To expand the given quotient \(\frac{5x + 5}{x^{2} - 4x + 4}\) by partial fractions, we first need to factor the denominator. The expression \(x^2 - 4x + 4\) can be factored as \((x - 2)^2\). Therefore, we rewrite the quotient as: \[ \frac{5x + 5}{(x - 2)^2} \] Now, we express this fraction in terms of partial fractions.
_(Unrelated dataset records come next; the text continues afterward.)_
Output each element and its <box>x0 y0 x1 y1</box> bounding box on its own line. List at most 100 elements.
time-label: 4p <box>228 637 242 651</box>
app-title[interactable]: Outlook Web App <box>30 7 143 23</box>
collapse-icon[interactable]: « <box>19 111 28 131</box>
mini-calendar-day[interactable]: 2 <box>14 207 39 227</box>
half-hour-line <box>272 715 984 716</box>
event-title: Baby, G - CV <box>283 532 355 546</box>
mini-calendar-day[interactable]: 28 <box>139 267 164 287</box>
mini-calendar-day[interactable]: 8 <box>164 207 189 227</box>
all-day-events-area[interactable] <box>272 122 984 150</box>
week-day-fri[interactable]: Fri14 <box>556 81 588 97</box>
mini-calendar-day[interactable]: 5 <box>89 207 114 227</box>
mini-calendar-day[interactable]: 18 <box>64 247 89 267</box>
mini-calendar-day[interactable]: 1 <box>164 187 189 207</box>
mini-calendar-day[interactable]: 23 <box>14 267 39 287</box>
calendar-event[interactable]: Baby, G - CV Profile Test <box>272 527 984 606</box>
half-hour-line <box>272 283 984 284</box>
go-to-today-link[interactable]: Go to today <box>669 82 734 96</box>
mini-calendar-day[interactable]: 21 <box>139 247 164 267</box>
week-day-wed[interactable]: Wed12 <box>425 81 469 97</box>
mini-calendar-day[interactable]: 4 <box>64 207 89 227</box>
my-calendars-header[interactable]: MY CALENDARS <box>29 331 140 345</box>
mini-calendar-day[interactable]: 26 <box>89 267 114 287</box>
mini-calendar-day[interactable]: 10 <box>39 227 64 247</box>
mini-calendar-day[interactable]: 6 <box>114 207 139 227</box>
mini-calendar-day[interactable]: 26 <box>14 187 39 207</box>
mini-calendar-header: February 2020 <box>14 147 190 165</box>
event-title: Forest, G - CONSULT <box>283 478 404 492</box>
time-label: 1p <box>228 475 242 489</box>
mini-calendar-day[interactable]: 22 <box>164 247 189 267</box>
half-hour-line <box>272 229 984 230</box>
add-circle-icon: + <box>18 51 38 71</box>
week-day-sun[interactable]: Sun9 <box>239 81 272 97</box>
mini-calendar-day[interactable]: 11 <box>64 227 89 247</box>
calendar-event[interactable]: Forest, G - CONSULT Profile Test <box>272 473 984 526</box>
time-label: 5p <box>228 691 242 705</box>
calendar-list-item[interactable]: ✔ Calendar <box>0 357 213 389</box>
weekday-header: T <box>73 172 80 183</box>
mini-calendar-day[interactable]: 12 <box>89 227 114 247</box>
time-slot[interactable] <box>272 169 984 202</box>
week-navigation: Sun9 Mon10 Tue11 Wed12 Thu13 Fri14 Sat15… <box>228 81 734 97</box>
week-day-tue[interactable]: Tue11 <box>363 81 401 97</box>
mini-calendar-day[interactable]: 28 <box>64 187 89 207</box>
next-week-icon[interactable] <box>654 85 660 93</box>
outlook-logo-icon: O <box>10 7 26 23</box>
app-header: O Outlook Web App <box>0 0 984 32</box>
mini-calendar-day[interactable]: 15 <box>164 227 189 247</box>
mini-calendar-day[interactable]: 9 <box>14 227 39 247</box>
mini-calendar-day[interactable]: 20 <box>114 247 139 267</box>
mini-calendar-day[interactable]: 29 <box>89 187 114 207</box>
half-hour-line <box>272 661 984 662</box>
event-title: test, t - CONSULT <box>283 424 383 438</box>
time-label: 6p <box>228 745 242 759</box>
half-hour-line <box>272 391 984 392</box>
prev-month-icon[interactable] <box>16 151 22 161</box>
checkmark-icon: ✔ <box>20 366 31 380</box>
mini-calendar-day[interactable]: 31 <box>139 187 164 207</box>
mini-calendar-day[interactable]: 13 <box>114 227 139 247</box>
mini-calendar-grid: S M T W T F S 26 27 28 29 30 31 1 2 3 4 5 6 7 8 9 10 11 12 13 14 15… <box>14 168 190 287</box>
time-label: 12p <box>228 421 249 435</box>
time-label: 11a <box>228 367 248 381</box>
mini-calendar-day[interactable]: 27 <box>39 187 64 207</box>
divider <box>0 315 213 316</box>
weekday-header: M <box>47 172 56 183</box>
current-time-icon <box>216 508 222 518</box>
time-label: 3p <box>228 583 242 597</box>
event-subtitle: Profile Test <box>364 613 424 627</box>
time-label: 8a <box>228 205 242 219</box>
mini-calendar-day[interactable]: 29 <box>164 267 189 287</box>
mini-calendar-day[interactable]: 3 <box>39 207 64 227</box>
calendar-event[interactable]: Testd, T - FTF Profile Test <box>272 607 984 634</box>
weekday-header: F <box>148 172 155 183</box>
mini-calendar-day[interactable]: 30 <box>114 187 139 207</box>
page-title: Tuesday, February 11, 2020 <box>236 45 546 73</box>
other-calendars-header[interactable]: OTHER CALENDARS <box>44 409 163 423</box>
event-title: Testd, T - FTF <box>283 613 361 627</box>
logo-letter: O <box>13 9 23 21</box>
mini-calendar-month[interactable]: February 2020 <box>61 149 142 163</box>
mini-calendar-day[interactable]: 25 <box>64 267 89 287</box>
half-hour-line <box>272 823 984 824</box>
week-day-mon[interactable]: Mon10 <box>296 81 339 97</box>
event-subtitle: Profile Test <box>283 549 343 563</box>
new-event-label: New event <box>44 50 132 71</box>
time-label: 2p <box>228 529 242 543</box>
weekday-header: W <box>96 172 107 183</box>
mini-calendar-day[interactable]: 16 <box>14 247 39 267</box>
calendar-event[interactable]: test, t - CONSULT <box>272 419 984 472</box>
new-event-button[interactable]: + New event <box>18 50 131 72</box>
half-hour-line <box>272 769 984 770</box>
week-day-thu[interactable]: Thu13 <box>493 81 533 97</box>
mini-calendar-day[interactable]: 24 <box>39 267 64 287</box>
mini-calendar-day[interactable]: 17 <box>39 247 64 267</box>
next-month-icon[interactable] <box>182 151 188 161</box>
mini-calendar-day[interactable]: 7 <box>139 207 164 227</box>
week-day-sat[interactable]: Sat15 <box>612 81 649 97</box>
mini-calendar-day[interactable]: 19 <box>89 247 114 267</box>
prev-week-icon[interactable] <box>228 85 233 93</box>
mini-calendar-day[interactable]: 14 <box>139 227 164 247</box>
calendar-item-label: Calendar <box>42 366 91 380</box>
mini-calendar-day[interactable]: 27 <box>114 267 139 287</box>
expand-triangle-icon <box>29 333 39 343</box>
Since the denominator is a repeated linear factor, we set up the partial fraction decomposition as follows: \[ \frac{5x + 5}{(x - 2)^2} = \frac{A}{x - 2} + \frac{B}{(x - 2)^2} \] Next, we will multiply both sides by \((x - 2)^2\) to eliminate the denominator: \[ 5x + 5 = A(x - 2) + B \] Now, we expand the right-hand side: \[ 5x + 5 = Ax - 2A + B \] Combining like terms, we get: \[ 5x + 5 = Ax + (B - 2A) \] Now we need to find \(A\) and \(B\) by equating coefficients. For the coefficients of \(x\): \[ A = 5 \] For the constant terms: \[ B - 2A = 5 \] Substituting \(A = 5\) into the second equation gives: \[ B - 2(5) = 5 \implies B - 10 = 5 \implies B = 15 \] Now that we have both constants, we can write the original fraction as: \[ \frac{5}{x - 2} + \frac{15}{(x - 2)^2} \] So the expansion of the quotient by partial fractions is: \[ \frac{5x + 5}{(x - 2)^2} = \frac{5}{x - 2} + \frac{15}{(x - 2)^2} \]